The WSJ wrote that in the LATAM incident, a “flight attendant hit a switch on the pilot’s seat while serving a meal, leading a motorized feature to push the pilot into the controls and push down the plane’s nose, according to US industry officials briefed on preliminary evidence from an investigation. The switch, on the back of the chair, is usually covered and isn’t supposed to be used when a pilot is in the seat.”

Boeing sent a memo to airlines “recommending that they inspect the cockpit chairs for loose covers on the switches and instructing them how to turn off power to the pilot seat motor if needed,” the WSJ wrote.

Boeing scrutiny

Boeing has been under increased scrutiny since January when a 737 Max 9 used by Alaska Airlines was forced to make an emergency landing because a door plug blew off the aircraft in mid-flight. The National Transportation Safety Board found that four bolts that were supposed to secure the door plug were missing.

The NTSB also told US senators that its door-plug investigation was hampered by a lack of repair records and security camera footage. Boeing was unable to find records documenting work on the door plug and said it only kept video recordings for 30 days before they are overwritten.

Boeing also withdrew an application for a safety exemption related to its 737 Max 7 aircraft after criticism from US Sen. Tammy Duckworth (D-Ill.). Duckworth criticized Boeing for seeking “an exemption from safety standards to prematurely allow the 737 Max 7 to enter commercial service.”
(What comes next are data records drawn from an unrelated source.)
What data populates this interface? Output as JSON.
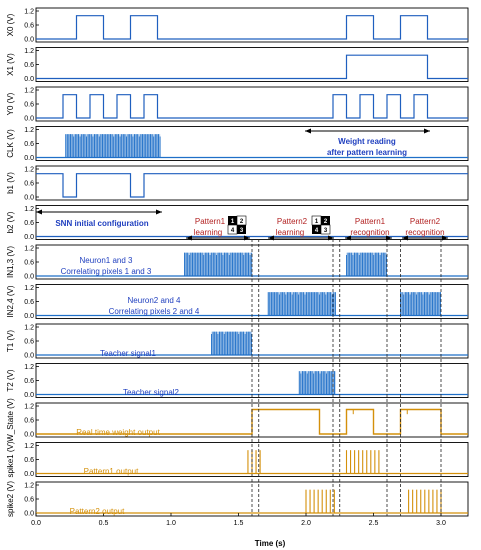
{
  "chart_data": {
    "type": "line",
    "xlabel": "Time (s)",
    "xlim": [
      0.0,
      3.2
    ],
    "xticks": [
      "0.0",
      "0.5",
      "1.0",
      "1.5",
      "2.0",
      "2.5",
      "3.0"
    ],
    "xtick_values": [
      0.0,
      0.5,
      1.0,
      1.5,
      2.0,
      2.5,
      3.0
    ],
    "ylim": [
      0,
      1.2
    ],
    "yticks": [
      "0.0",
      "0.6",
      "1.2"
    ],
    "ytick_values": [
      0.0,
      0.6,
      1.2
    ],
    "vertical_markers": [
      1.6,
      1.65,
      2.2,
      2.25,
      2.6,
      2.7,
      3.0
    ],
    "panels": [
      {
        "id": "X0",
        "ylabel": "X0 (V)",
        "kind": "square",
        "color": "#1f5fbf",
        "pulses": [
          [
            0.3,
            0.5
          ],
          [
            0.7,
            0.9
          ],
          [
            2.3,
            2.5
          ],
          [
            2.7,
            2.9
          ]
        ]
      },
      {
        "id": "X1",
        "ylabel": "X1 (V)",
        "kind": "square",
        "color": "#1f5fbf",
        "pulses": [
          [
            2.3,
            2.9
          ]
        ]
      },
      {
        "id": "Y0",
        "ylabel": "Y0 (V)",
        "kind": "square",
        "color": "#1f5fbf",
        "pulses": [
          [
            0.2,
            0.3
          ],
          [
            0.4,
            0.5
          ],
          [
            0.6,
            0.7
          ],
          [
            0.8,
            0.9
          ],
          [
            2.2,
            2.3
          ],
          [
            2.4,
            2.5
          ],
          [
            2.6,
            2.7
          ],
          [
            2.8,
            2.9
          ]
        ]
      },
      {
        "id": "CLK",
        "ylabel": "CLK (V)",
        "kind": "dense",
        "color": "#1f6fc8",
        "bands": [
          [
            0.22,
            0.92
          ]
        ]
      },
      {
        "id": "b1",
        "ylabel": "b1 (V)",
        "kind": "inverted",
        "color": "#1f5fbf",
        "dips": [
          [
            0.2,
            0.3
          ],
          [
            0.7,
            0.8
          ]
        ]
      },
      {
        "id": "b2",
        "ylabel": "b2 (V)",
        "kind": "flat",
        "color": "#1f5fbf",
        "level": 0.0
      },
      {
        "id": "IN13",
        "ylabel": "IN1,3 (V)",
        "kind": "dense",
        "color": "#1f6fc8",
        "bands": [
          [
            1.1,
            1.6
          ],
          [
            2.3,
            2.6
          ]
        ]
      },
      {
        "id": "IN24",
        "ylabel": "IN2,4 (V)",
        "kind": "dense",
        "color": "#1f6fc8",
        "bands": [
          [
            1.72,
            2.22
          ],
          [
            2.7,
            3.0
          ]
        ]
      },
      {
        "id": "T1",
        "ylabel": "T1 (V)",
        "kind": "dense",
        "color": "#1f6fc8",
        "bands": [
          [
            1.3,
            1.6
          ]
        ]
      },
      {
        "id": "T2",
        "ylabel": "T2 (V)",
        "kind": "dense",
        "color": "#1f6fc8",
        "bands": [
          [
            1.95,
            2.22
          ]
        ]
      },
      {
        "id": "WState",
        "ylabel": "W_State (V)",
        "kind": "wstate",
        "color": "#d4900a",
        "steps": [
          [
            0.0,
            0.0
          ],
          [
            1.6,
            0.0
          ],
          [
            1.6,
            1.05
          ],
          [
            2.1,
            1.05
          ],
          [
            2.1,
            0.0
          ],
          [
            2.3,
            0.0
          ],
          [
            2.3,
            1.05
          ],
          [
            2.5,
            1.05
          ],
          [
            2.5,
            0.0
          ],
          [
            2.7,
            0.0
          ],
          [
            2.7,
            1.05
          ],
          [
            3.0,
            1.05
          ],
          [
            3.0,
            0.0
          ],
          [
            3.2,
            0.0
          ]
        ]
      },
      {
        "id": "spike1",
        "ylabel": "spike1 (V)",
        "kind": "spikes",
        "color": "#d4900a",
        "times": [
          1.57,
          1.6,
          1.63,
          1.66,
          2.3,
          2.33,
          2.36,
          2.39,
          2.42,
          2.45,
          2.48,
          2.51,
          2.54
        ]
      },
      {
        "id": "spike2",
        "ylabel": "spike2 (V)",
        "kind": "spikes",
        "color": "#d4900a",
        "times": [
          2.0,
          2.03,
          2.06,
          2.09,
          2.12,
          2.15,
          2.18,
          2.21,
          2.76,
          2.79,
          2.82,
          2.85,
          2.88,
          2.91,
          2.94,
          2.97,
          3.0
        ]
      }
    ],
    "annotations": {
      "weight_reading": [
        "Weight reading",
        "after pattern learning"
      ],
      "snn_config": "SNN initial configuration",
      "pattern1_learning": [
        "Pattern1",
        "learning"
      ],
      "pattern2_learning": [
        "Pattern2",
        "learning"
      ],
      "pattern1_recognition": [
        "Pattern1",
        "recognition"
      ],
      "pattern2_recognition": [
        "Pattern2",
        "recognition"
      ],
      "grid1": [
        "1",
        "2",
        "4",
        "3"
      ],
      "grid2": [
        "1",
        "2",
        "4",
        "3"
      ],
      "neuron13": [
        "Neuron1 and 3",
        "Correlating pixels 1 and 3"
      ],
      "neuron24": [
        "Neuron2 and 4",
        "Correlating pixels 2 and 4"
      ],
      "teacher1": "Teacher signal1",
      "teacher2": "Teacher signal2",
      "realtime": "Real time weight output",
      "p1out": "Pattern1 output",
      "p2out": "Pattern2 output"
    }
  }
}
Recent news reports describe the deaths of two whistleblowers, one who worked for Boeing and another who worked for a Boeing supplier. Former Boeing quality manager John Barnett died in March from what a coroner said “appears to be a self-inflicted gunshot wound.” Barnett worked at Boeing for 32 years and “became a whistleblower at the South Carolina factory that builds the 787 Dreamliner” before resigning in 2017, CBS News wrote.

The second whistleblower death occurred a week ago. “Joshua Dean, a former quality auditor at Boeing supplier Spirit AeroSystems and one of the first whistleblowers to allege Spirit leadership had ignored manufacturing defects on the 737 Max, died Tuesday morning after a struggle with a sudden, fast-spreading infection,” The Seattle Times wrote last week.